Our kids were pretty young when we moved from the San Francisco Bay Area back to the east coast, specifically to the Boston area. When they started school here, even though they were just in the first grade they were amused by the quaint colloquial use of language by Boston area natives. “Wicked” meant good. It had nothing to do with a witch. “We had a wicked time” was a good thing and saying it, even if they were just repeating something they heard some kid at school say, brought a smile to their faces.
The other term that came into use around the house was “awesome.” And to be fair, popular media as well as the cultural influence of the area was to blame for this one. “Awesome” meant yes, or all right, or that would do, or thank you. “Hey, can you pass the salt? Awesome.” But there was no awe in this awesome. All of the natural authentic awe was replaced by a cosmetic stand-in awe, expressed only in the tonality in which the word was delivered. “That was AWESOME!” No that was just salt. Get over it.

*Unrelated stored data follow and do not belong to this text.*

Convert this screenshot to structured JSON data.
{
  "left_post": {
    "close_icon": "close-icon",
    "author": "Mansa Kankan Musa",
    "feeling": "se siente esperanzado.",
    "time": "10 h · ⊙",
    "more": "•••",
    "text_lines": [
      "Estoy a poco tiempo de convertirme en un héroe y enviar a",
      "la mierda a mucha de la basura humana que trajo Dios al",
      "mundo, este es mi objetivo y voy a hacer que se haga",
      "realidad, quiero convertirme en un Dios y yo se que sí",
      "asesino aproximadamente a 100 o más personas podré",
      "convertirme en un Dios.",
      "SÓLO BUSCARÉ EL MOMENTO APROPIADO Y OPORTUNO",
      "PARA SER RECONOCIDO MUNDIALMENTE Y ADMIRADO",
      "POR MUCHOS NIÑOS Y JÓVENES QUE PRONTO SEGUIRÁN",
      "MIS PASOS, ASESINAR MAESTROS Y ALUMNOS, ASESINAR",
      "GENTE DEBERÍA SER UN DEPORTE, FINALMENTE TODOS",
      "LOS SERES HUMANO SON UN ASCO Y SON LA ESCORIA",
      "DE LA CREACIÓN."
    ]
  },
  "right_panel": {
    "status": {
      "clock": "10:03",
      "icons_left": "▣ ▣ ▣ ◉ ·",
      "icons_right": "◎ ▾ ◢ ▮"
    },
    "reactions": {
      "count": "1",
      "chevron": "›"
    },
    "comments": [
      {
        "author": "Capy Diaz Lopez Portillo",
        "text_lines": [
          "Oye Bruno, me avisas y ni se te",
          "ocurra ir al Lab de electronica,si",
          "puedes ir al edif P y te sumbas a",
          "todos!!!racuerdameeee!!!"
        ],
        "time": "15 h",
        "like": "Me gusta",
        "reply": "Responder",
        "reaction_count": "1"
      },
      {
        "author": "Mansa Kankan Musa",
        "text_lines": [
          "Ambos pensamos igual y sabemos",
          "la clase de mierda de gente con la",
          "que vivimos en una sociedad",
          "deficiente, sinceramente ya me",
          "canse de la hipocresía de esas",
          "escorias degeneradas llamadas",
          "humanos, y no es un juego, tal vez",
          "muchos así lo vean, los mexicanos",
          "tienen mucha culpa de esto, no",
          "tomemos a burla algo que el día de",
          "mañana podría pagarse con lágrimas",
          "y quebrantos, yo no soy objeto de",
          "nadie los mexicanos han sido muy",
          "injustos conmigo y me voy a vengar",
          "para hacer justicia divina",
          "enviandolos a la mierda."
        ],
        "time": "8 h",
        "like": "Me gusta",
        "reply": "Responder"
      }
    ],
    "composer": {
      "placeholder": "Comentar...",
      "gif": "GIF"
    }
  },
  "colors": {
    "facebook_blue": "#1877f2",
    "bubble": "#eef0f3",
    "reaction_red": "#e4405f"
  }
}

Few things are actually awesome. If one has a personal experience with their creator, that might constitute as awesome. Seeing a child born, especially if it’s your child, most especially if it’s your grandchild, that could be described as truly awesome. Ask any grandparent.
Water is awesome. Sip it and it will give you life. Harness it and it will support life. Ignore it at the wrong time and it will take life away. Here are some examples.
I’ve started on a new diet. One of these popular ones that includes a hell of a lot of exercise and a particular form of eating. The diet makes sense. For the most part it doesn’t make unreasonable demands and it explains the reasoning behind its tenets. One of those tenets has to do with drinking water – massive amounts of un-carbonated water. I like to swim in it, shower in it, and sit in a hot bubbling soup of it, but drinking a lot of it is hard for me. If I successfully start to regularly drink a half gallon of water per day, I will be filled with awe between my frequent trips to the bathroom. Though I do occasionally employ the whinny form awe, that being aw. “Kevin, put down the coffee and drink some water.” Aw!
From spending so much time at the beach, I’m used to the power of waves as they barrel into shore, finishing their reach onto dry land with a thin film that glides over the sand until it stops and recedes. The waves are gentle and almost predicable. We lay bets on whether a sand castle will stand up to repeated thin gliding reaches of the waves. But when those waves are inspired by seismic activity way out in the ocean, it is another matter. I always envisioned a tsunami as a giant wall of water hundreds of feet high that hits the coast and wipes everything out in one fell swoop. But that’s not the case. That’s not water’s power. Nature does not have to be big to be powerful.
Instead, a tsunami is a scaled up version of that thin film that glides over the sand. But in a tsunami, the water glides in and just doesn’t stop. Instead of receding, it proceeds, forward, inward, picking up whatever is not anchored to the ground, as well as many things that are – or were. The power of water here is not just that it can destroy and kill, but also that it delivers perspective; a special form of vision that gets overshadowed by the desperation and fear the event triggers in the citizenry. Perhaps for the first time, one might see how close to sea level they live and work, and how tenuous their coexistence is and always has been with the ocean, river, stream, lake or damn. Water has a way of quickly communicating its relationship with your life and sometimes that relationship is not good.
Water inspires real awe. Nothing cosmetic about it.